Russia continues adhering to a position that the arbitration has no jurisdiction in this case, the diplomat said

MOSCOW, July 20. /TASS/. The Hague Court of Arbitration that has ordered Russia to pay compensation for the 2013 Arctic Sunrise Greenpeace ship incident encourages illegal steps, Foreign Ministry Deputy spokesman Artyom Kozhin told reporters on Thursday.

"Russia did not take part in this court proceeding as it adhered to and continues adhering to a position that the arbitration has no jurisdiction in this case," the diplomat said.

The decision "is not of a comprehensive character and ignores the common practice of countries on countering irresponsible steps in the sea, including at potentially dangerous and complex technological facilities," he said.

"Unfortunately, we have to state that by its actions the arbitration court in fact encourages targeted illegal steps in the exclusive economic zones of states, on their continental shelf justified by the so-called ‘peaceful protest’," Kozhin said.

An international tribunal, established with support of the Permanent Court of Arbitration (PCA) in The Hague, ordered Russia on Tuesday to pay almost 5.4 mln euros as compensation for the detention and arrest of a Greenpeace vessel, the Arctic Sunrise, in 2013.

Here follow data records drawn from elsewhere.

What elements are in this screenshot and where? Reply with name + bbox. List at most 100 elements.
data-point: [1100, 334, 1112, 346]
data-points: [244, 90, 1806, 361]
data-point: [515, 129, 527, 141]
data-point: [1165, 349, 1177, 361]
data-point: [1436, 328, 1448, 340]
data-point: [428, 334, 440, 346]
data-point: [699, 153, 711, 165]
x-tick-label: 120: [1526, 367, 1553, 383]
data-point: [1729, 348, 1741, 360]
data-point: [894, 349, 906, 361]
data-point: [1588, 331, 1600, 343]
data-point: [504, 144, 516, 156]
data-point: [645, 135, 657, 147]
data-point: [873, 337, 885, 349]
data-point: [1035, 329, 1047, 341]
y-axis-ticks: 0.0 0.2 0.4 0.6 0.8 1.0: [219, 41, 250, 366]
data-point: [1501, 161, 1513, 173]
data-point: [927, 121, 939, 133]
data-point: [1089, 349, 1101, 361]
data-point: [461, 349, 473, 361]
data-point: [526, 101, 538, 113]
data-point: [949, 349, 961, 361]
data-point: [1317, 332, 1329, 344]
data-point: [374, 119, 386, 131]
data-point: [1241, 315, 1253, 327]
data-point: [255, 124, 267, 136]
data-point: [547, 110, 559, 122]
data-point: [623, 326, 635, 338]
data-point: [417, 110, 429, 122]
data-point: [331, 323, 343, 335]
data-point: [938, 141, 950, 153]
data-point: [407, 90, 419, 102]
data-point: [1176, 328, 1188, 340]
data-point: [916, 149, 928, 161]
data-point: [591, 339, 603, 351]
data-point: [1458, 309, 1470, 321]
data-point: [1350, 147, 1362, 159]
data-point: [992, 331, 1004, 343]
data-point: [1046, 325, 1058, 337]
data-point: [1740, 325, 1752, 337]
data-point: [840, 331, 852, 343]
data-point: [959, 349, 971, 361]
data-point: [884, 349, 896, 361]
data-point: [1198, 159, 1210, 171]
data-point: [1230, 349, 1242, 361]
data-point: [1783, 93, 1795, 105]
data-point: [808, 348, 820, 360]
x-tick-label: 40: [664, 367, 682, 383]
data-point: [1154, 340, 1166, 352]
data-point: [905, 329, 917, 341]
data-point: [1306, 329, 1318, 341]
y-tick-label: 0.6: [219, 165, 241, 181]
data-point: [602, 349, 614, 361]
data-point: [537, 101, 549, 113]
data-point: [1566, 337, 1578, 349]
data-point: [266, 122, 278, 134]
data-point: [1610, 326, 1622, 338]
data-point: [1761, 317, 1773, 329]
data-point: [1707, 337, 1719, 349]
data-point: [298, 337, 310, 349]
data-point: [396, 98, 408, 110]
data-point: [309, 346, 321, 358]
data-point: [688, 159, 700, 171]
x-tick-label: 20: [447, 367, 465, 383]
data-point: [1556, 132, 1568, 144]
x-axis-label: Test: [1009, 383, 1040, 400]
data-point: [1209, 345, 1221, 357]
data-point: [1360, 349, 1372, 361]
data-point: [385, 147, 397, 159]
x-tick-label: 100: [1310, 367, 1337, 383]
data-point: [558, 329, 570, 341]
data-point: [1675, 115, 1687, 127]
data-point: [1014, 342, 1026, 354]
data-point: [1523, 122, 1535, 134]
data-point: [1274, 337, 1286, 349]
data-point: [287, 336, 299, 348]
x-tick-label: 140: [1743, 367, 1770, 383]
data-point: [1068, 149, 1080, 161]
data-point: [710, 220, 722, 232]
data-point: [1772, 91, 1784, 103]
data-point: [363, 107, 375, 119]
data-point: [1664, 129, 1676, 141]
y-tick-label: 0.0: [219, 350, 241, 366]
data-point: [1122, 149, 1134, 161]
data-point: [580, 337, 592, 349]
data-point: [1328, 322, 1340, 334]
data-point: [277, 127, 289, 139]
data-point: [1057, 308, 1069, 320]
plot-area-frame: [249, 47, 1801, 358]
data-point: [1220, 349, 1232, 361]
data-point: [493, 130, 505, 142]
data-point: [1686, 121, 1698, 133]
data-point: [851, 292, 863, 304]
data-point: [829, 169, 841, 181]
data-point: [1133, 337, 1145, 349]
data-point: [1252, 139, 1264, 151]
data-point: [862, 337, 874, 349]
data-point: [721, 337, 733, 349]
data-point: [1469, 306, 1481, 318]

The vessel, operated by Greenpeace International, approached Russia’s offshore oil platform - the Prirazlomnaya - on September 18, 2013. The Greenpeace activists onboard tried to land on the platform, but were stopped by border guards, after which the vessel was towed to the Arctic city of Murmansk. The Arctic 30, including four Russians, were arrested. In late November 2013, the activists were released on bail and subsequently granted amnesty by decree of the Russian State Duma, the lower house of parliament.